Organizacja ekologiczna z Oświęcimia domaga się unieważnienia decyzji środowiskowej dla budowy bloku węglowego w elektrowni Kozienice – dowiedział się DGP. Sprawa trafiła do samorządowego kolegium odwoławczego, a pierwszej rozprawy można się spodziewać w połowie lipca. Jeśli ekolodzy dopną swego, mogą zatrzymać inwestycję wartą 6,3 mld zł. Przy wmurowaniu kamienia węgielnego premier Donald Tusk mówił, że opalany węglem blok o mocy 1075 MW ma strategiczne znaczenie dla energetycznego bezpieczeństwa kraju.
Towarzystwo na rzecz Ziemi torpeduje gigantyczną inwestycję, bo jest zdania, że raport środowiskowy dla kozienickiej budowy ma wady prawne. Brakuje w nim oceny oddziaływania w zakresie gleb. Nierzetelnie został również wykonany proces konsultacji społecznych – mówi osoba znająca sprawę. Piotr Rymarowicz, prezes TnZ, nie chciał się na ten temat wypowiadać.

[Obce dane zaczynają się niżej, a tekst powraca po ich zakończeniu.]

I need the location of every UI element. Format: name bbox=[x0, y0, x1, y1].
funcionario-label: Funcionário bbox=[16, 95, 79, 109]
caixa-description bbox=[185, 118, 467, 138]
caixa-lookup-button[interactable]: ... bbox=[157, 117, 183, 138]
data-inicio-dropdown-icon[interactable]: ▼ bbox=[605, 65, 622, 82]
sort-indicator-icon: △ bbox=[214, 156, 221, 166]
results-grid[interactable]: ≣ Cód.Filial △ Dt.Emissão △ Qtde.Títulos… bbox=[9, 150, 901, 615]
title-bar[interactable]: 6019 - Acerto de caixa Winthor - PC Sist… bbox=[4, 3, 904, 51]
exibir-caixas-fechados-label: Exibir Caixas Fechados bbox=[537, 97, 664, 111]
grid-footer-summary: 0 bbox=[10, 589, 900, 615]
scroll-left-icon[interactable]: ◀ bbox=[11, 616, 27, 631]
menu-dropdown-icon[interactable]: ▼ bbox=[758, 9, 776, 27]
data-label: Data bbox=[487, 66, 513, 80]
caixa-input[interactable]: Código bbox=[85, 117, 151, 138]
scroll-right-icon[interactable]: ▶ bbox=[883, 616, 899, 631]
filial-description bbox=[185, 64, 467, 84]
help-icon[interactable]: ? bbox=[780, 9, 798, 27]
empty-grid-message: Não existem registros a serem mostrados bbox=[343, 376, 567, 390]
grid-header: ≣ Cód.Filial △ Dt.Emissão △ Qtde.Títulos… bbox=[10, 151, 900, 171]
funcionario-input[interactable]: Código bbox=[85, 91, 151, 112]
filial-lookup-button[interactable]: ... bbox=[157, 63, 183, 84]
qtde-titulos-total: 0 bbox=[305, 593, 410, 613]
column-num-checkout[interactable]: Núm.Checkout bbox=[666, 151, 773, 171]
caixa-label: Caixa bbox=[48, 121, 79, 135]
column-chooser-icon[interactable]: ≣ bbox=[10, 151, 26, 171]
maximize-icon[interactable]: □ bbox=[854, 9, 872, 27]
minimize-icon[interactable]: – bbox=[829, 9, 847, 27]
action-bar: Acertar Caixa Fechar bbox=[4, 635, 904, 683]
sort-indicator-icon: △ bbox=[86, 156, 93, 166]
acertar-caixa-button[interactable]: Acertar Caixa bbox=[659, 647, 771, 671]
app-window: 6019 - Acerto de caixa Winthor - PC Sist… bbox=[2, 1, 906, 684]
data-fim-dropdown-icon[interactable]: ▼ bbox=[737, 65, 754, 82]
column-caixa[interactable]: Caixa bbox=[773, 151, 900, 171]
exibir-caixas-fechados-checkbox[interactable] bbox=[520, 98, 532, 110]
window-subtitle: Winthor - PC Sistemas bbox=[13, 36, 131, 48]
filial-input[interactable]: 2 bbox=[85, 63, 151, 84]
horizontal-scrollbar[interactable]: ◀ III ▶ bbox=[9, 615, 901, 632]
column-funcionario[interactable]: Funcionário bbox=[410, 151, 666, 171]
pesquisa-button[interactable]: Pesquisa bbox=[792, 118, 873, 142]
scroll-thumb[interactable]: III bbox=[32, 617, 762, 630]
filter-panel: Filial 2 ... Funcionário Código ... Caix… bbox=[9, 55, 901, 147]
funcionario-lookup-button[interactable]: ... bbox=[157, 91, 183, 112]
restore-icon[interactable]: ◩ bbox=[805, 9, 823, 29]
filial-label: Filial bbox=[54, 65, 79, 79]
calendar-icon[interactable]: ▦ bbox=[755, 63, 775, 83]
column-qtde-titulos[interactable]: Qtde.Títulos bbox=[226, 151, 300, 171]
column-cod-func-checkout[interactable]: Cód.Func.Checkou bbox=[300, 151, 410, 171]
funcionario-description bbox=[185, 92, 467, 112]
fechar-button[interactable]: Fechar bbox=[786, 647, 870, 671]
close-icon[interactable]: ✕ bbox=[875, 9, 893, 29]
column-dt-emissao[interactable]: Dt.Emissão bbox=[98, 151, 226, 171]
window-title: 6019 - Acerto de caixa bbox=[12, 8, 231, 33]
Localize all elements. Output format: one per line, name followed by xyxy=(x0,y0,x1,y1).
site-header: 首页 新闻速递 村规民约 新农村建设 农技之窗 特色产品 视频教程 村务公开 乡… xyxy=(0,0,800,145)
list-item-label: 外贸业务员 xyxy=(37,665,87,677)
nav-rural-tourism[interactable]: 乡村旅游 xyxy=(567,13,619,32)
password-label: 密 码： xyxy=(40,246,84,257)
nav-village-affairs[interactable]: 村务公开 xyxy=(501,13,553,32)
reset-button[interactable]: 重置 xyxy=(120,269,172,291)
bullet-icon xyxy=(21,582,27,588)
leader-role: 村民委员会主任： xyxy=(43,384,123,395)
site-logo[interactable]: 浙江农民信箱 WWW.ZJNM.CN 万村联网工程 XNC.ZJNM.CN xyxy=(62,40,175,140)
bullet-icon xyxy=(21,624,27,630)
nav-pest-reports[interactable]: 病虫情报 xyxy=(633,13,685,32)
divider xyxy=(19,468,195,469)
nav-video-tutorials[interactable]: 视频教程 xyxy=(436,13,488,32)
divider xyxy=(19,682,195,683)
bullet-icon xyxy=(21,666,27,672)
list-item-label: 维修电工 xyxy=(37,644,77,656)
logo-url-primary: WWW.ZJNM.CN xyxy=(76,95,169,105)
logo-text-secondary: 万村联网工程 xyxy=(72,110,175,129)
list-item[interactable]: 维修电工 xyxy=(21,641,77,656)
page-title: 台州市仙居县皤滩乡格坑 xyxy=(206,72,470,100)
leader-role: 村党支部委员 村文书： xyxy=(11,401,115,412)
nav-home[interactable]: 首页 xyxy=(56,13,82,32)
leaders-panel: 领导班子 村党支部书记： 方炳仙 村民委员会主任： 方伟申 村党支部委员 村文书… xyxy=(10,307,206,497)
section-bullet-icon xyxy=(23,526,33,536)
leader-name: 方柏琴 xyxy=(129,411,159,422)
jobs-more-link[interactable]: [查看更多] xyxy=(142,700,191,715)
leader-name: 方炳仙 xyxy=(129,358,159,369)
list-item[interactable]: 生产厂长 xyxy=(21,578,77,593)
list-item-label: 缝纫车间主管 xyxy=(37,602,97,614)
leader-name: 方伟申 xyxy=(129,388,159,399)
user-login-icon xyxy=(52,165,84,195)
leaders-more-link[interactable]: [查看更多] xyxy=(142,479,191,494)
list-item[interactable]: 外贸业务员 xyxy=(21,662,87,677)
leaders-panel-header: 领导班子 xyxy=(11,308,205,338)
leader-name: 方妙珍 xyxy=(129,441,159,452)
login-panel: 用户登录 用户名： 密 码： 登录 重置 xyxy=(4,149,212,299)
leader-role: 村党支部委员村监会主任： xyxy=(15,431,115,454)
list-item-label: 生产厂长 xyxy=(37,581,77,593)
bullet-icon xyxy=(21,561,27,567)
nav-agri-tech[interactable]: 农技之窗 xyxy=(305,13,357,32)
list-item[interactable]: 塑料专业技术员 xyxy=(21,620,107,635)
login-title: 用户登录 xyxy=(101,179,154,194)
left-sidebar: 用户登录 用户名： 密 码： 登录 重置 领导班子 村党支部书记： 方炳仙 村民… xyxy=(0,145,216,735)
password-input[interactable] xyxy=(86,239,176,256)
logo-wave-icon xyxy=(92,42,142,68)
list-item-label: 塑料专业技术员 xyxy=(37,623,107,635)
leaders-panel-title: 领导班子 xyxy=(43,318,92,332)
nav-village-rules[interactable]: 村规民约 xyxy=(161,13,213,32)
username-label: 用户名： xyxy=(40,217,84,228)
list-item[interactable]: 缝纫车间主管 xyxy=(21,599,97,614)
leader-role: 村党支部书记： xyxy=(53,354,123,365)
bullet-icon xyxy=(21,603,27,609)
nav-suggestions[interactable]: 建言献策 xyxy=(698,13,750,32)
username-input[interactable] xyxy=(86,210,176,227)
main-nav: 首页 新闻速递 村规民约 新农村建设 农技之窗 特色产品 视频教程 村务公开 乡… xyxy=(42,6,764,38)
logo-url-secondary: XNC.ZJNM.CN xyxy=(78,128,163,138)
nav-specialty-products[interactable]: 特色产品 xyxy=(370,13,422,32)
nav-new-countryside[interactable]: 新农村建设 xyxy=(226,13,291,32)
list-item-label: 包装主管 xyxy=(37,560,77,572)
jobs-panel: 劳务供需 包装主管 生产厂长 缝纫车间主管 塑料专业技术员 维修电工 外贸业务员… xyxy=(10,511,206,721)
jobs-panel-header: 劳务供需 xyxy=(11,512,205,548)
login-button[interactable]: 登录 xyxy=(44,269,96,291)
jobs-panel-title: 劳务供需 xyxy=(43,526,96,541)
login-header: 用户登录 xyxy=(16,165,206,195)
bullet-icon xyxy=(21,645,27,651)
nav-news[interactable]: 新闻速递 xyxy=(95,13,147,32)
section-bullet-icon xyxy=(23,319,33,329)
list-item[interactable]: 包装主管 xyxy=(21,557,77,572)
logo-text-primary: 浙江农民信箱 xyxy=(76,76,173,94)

Biuro prasowe Enei, trzeciej pod względem wielkości grupy energetycznej pod kontrolą Skarbu Państwa, przekazało DGP, że spółka nie dostała jeszcze zawiadomienia o wpłynięciu do SKO skargi złożonej przez organizację ekologiczną.
Jeśli w dokumentacji faktycznie popełniono błędy, w grę wchodziłoby nawet zatrzymanie prac na czas uzupełnienia potrzebnych pozwoleń. Już dzisiaj Enea szacuje opóźnienie przy budowie bloku w Kozienicach na 4–5 tygodni. Jak zapewniał niedawno Paweł Orlof, wiceprezes spółki ds. korporacyjnych, to opóźnienie jest jak najbardziej do zniwelowania. Spółka planuje, że jeszcze w maju rozpoczną się prace palowania pod nowy blok.
Reklama
Enea zapewnia, że inwestycji nie grozi zatrzymanie. Ocena oddziaływania przedsięwzięcia na środowisko została przeprowadzona zgodnie z obowiązującymi procedurami. Nie istnieją więc podstawy do stwierdzenia nieważności decyzji o środowiskowych uwarunkowaniach – przekonuje Piotr Ludwiczak z Enei. W Kozienicach nikt nie bagatelizuje sprawy, ale jak usłyszeliśmy nieoficjalnie, ekolodzy już dwukrotnie starali się podważyć dokumentację dla inwestycji i dwukrotnie nic z tego nie wyszło.
Reklama
To trochę dziwne, że sąsiadom nowego bloku w Kozienicach on nie przeszkadza, a muszą się na niego skarżyć ekolodzy siedzący 300 kilometrów od nas – mówi DGP osoba z kierownictwa inwestycji. Rozbudowę elektrowni w Kozienicach realizuje konsorcjum Hitachi Europe i Polimeksu-Mostostalu. Budowa bloku opalanego węglem kamiennym o mocy 1000 MW ma zostać ukończona w 2017 r.